Yellen Claims Labor Force Participation Has Fallen Because Baby Boomers Retiring
YELLEN: "If we look over the last six months or so, I would describe labor force participation rate as roughly stable. However, looked at over a longer span, the labor force participation rate has declined very substantially. And I would say that there are two reasons for that. One is demographic and it's something that we should expect to continue going forward. So, as I look forward I am envisioning in coming years a continued secular decline in labor force participation. And that's due to the fact that the baby boomers are entering the retirement years and as the fraction of the population in the retirement years rises it is very natural --"

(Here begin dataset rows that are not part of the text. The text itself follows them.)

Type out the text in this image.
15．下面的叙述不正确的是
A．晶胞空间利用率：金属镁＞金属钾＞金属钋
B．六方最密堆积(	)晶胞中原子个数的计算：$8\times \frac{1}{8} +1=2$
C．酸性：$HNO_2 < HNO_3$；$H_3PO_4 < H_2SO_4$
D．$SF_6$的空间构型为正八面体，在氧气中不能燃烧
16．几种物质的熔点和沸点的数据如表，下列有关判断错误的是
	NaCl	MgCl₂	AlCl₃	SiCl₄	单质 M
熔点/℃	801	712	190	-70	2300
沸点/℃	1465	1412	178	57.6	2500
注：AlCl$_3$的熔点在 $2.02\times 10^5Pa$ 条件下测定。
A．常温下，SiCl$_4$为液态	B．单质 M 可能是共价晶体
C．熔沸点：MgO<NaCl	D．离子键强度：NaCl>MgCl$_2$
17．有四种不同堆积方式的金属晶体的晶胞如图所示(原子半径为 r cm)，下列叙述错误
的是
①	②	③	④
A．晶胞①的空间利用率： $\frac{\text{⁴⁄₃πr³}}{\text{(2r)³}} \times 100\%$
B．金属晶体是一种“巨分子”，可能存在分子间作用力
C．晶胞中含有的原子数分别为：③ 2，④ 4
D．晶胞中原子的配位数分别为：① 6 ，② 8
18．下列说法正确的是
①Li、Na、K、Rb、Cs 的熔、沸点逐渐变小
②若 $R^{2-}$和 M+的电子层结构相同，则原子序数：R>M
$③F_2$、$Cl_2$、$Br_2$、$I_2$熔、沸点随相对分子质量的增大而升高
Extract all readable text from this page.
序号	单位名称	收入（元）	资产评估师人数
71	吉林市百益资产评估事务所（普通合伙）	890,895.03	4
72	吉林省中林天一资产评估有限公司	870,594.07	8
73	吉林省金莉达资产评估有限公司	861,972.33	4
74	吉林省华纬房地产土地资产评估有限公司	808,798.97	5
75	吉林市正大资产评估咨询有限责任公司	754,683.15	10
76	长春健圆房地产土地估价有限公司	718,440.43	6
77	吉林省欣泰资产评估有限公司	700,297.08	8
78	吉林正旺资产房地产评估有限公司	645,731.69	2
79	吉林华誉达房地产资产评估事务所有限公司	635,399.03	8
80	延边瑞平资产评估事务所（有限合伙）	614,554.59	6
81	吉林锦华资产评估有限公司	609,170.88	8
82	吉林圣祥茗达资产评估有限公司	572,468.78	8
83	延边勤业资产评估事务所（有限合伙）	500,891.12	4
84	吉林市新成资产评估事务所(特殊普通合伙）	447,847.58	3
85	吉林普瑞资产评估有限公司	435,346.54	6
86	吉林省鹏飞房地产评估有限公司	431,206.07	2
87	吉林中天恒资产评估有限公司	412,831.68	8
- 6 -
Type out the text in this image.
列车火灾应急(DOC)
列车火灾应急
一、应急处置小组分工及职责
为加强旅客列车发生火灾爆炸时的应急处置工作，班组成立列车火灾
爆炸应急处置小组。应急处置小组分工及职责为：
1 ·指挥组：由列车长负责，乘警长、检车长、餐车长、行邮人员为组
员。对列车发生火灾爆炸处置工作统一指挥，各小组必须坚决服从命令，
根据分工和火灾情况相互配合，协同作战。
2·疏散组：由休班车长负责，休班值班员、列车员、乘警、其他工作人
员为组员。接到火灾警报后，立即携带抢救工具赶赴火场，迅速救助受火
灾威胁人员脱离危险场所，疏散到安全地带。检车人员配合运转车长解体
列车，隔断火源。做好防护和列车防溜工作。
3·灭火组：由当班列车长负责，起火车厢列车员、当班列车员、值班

SESSIONS: "Dr. Yellen, the data show -- at least this recently -- that the over-55 are participating at a higher rate than the under-55. Do you not agree?"
YELLEN: "In looking at the overall trend, that's dominated by the fact that there are an increasing fraction of the labor force in these retirement years. But I do want to emphasize that there's more that's going on here -- at least in my view -- than simply demographics. Because labor force participation is also declined among prime-aged workers and among young people, in part because they're in school a lot more. But I think that some of those declines -- and a portion, probably, of the decline among retirees as well -- is because we have a weak labor market."
SESSIONS: "Well I think we have a weak, slack labor market. I agree with that."